Earlier this year, Loro Piana debuted Studies, Chapter I: On the Plaid at Milan Design Week, launching a new project dedicated to the house’s craftsmanship and celebrating plaid as a central element of the brand’s DNA. We take a close look at the making of this special project as it continues to unfold over the coming months.

Presented as a series of 24 individual pieces, the project examined how a single object can hold multiple narratives through texture, construction, and technique. Each plaid was treated as a study in textile craftsmanship, distinguished through varying methods, motifs and finishes. Together, they formed what the house described as an “index” of approaches, mapping the possibilities of fibre and fabric through a curatorial lens.
The installation highlighted how craftsmanship is at the forefront of the luxury conversation, as clients are increasingly asking for transparency around craftsmanship and the irreplaceable techniques that go into creating luxury objects. In Loro Piana’s case, the plaid serves as a natural vehicle for this conversation. Long associated with comfort, travel and the outdoors, it occupies a unique place within the Maison’s universe, balancing practicality with refinement. Here, however, the plaid was elevated into something closer to textile art.

The journey began with Loro Piana Sceneries, a poetic evocation of Valsesia, the northern Italian region where the company was founded in 1924. Through landscapes inspired by seasonal rhythms, mountain environments and outdoor pursuits, the project traced the origins of the Maison and its longstanding relationship with nature. Snow-covered terrain, classic cars and alpine references created a vision of a particular way of living, one rooted in slowness, craft and the natural world.
From there, the exhibition unfolded into a deeper examination of technique. Fibre and yarn were displayed alongside finished pieces, placing emphasis on process as much as product. Visitors were invited to understand not just what these plaids looked like, but how they came into existence.


Among the techniques highlighted was needle punching, where fibres are repeatedly inserted and repositioned to create tonal variations and textured relief directly within the textile surface. Elsewhere, appliqué introduced layered contrasts through carefully stitched fabric and leather elements, while hand embroidery added dimensional detail through controlled stitching sequences.
Handloom weaving and jacquard weaving demonstrated the precision of traditional textile production, creating intricate structures and motifs by manipulating the yarn itself rather than relying on surface decoration alone.

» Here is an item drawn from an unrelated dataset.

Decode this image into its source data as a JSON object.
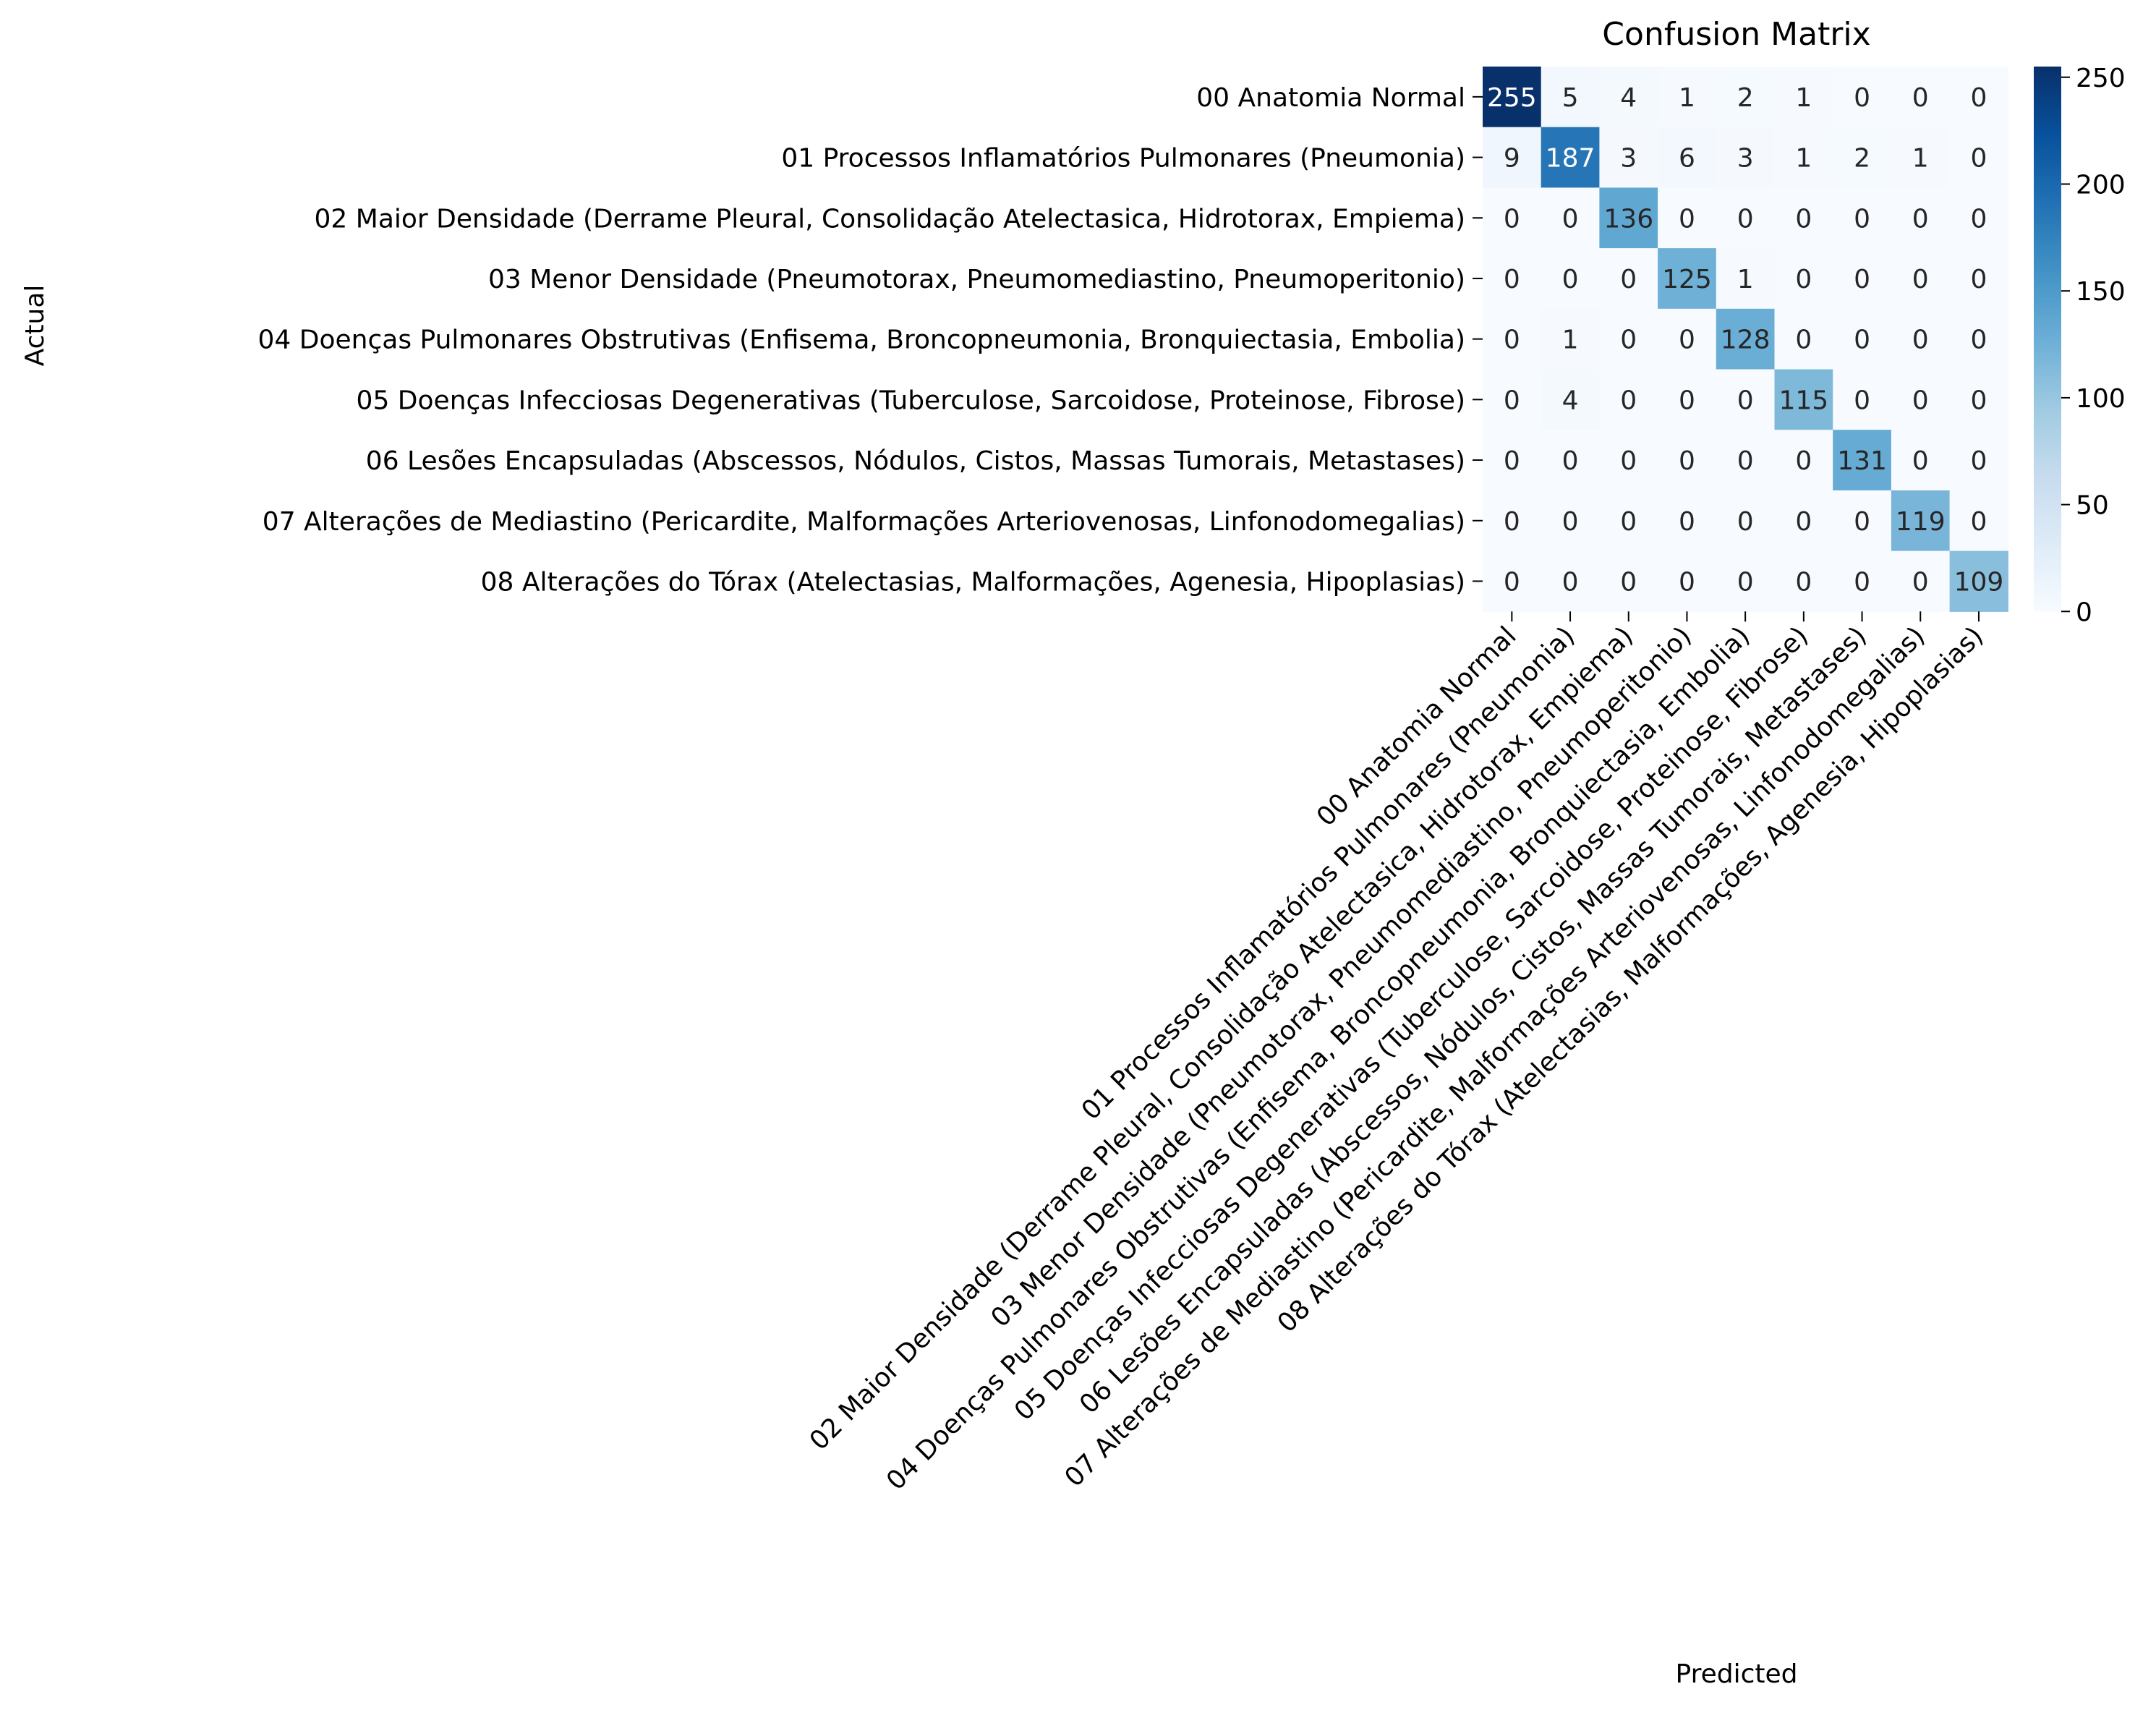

Screen printing, meanwhile, brought further complexity through layered colour applications that retained the softness of the fabric beneath.

Material played an equally important role within the project. The plaids were crafted using some of the Maison’s most prized fibres, including Vicuña, Baby Cashmere, Cashmere and The Gift of Kings®, alongside linen, Wish® wool and Pecora Nera® wool. These materials were paired with embroidery, patchwork and weaving techniques to create pieces that felt deeply tactile yet technically rigorous.
What emerged was a vision of luxury rooted not in overt decoration, but in precision, rarity and restraint. Each plaid is crafted exclusively upon request, reinforcing the idea of individuality and measured production over mass production.


The wider project also explored the codes and symbols that have shaped Loro Piana’s visual identity over the decades. In Codes of the House, functional motifs such as the Belt pattern and the Suitcase Stripe were revisited through weaving and embroidery, demonstrating how utilitarian details evolve into enduring signatures. Elsewhere, Botanic Repertoire revisited the thistle flower that has appeared within the Maison’s coat of arms since 1951, connecting textile finishing techniques to the natural world that inspired them.
Through fibre, texture and technique, Studies, Chapter I: On the Plaid reveals how an everyday object can become a record of heritage, experimentation and human skill.